Comment by rvz

Comment by rvz a day ago

8 replies

> I'm a programmer, and I use automatic programming. The code I generate in this way is mine. My code, my output, my production. I, and you, can be proud.

Disagree.

So when there is a bug / outage / error, due to "automatic programming" are you ready to be first in line to accept accountability (the LLM cannot be) when it all goes wrong in production?

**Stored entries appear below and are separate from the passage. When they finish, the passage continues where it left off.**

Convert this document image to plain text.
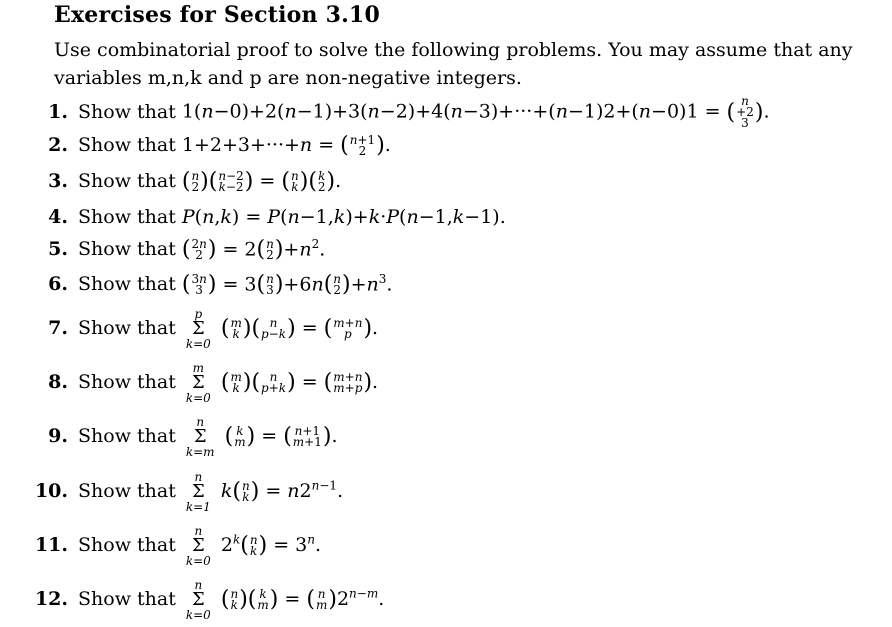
Exercises for Section 3.10
Use combinatorial proof to solve the following problems. You may assume that any variables m,n,k and p are non-negative integers.
1. Show that 1(n−0)+2(n−1)+3(n−2)+4(n−3)+···+(n−1)2+(n−0)1 = ( n
+2
3 ) .
2. Show that 1+2+3+···+n = ( n+1
2 ) .
3. Show that ( n
2 ) ( n−2
k−2 ) = ( n
k ) ( k
2 ) .
4. Show that P(n,k) = P(n−1,k)+k·P(n−1,k−1).
5. Show that ( 2n
2 ) = 2 ( n
2 ) $+n^2$.
6. Show that ( 3n
3 ) = 3 ( n
3 ) +6n ( n
2 ) $+n^3$.
7. Show that
p
Σ
k=0

( m
k ) ( n
p−k ) = ( m+n
p ) .
8. Show that
m
Σ
k=0

( m
k ) ( n
p+k ) = ( m+n
m+p ) .
9. Show that
n
Σ
k=m

( k
m ) = ( n+1
m+1 ) .
10. Show that
n
Σ
k=1
k ( n
k ) = $n2^{n-1}$.
11. Show that
n
Σ
k=0
2$^k$ ( n
k ) = $3^n$.
12. Show that
n
Σ
k=0

( n
k ) ( k
m ) = ( n
m ) $2^{n-m}$.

I do not think that would even be enough or whether this would work in the long term.

No excuses like "I prompted it wrong" or "Claude missed something" or "I didn't check over because 8 other AI agents said it was "absolutely right"™".

We will then have lots of issues such as this case study [0] where everything seemingly looks fine at first, all tests pass but in production, the logic was misinterpreted by the LLM with a wrong keyword, [0] during a refactor.

[0] https://sketch.dev/blog/our-first-outage-from-llm-written-co...

antirez a day ago

> So when there is a bug / outage / error, due to "automatic programming" you are first in line and ready to accept accountability when it all goes wrong in production?

Absolutely yes. Automatic programming does not mean software developers are no longer accountable for their errors. Also because you can use AP in order to do ways more QA efforts than possible in the past. If you decide to just add things without a rigorous process, it is your fault.

  • RobinL a day ago

    Agree. Much of the value of devs is understanding the thing they're working on so they know what to do when it breaks, and knows what new features it can easily support. Doesn't matter whether they wrote the code, a colleague wrote it, or an AI.

    • catdog 20 hours ago

      Yep writing the code might have gotten a little bit easier but was never was the hard part to begin with.

CraigJPerry a day ago

>> are you ready to be first in line to accept accountability

I'm accountable for the code i push to production. I have all the power and agency in this scenario, so i am the right person to be accountable for what's in my PR / CL.

  • 9dev 21 hours ago

    That is the policy I set up for our team as well—when you push, you declare your absolute responsibility for any changes you made to the repository, regardless of the way they were conceived.

    That is really about the least confusing part of the story.

sirwitti a day ago

Owning the issue is one thing, but being able to fix issues with a reasonable amount of resources is another.

To me code created like this smells like technical debt. When bugs appear after 6 months in production - as they do, if you didn't fully understand the code when developing it, how much time, energy and money will it cost to fix the problem later on?

More often than I like I had to deal with code where it felt like the developer did'nt actually understand what they were writing. Sometimes I was this developer and it always creates issues.

mejthemage 11 hours ago

I hope you aren't missing the point. My position is similar to the author. I WILL take responsibility for the code I push to production, and rather than input a prompt and roll the dice on the outcome, I am strategic in my prompts, ensuring the LLM has the right context each time I I voke it, some of that context being accurate descriptions of what I want built, and I am in charge of ensuring it has been properly vetted. Many times I will erase what the LLM has written and redo it, by myself depending on the situation.

Replace "LLM" with "IDE" and re-read. The LLM is another tool. Of course tools can't be held responsible, the person wielding the tool is.

  • throwdbaaway 3 hours ago

    > Many times I will erase what the LLM has written and redo it, by myself depending on the situation.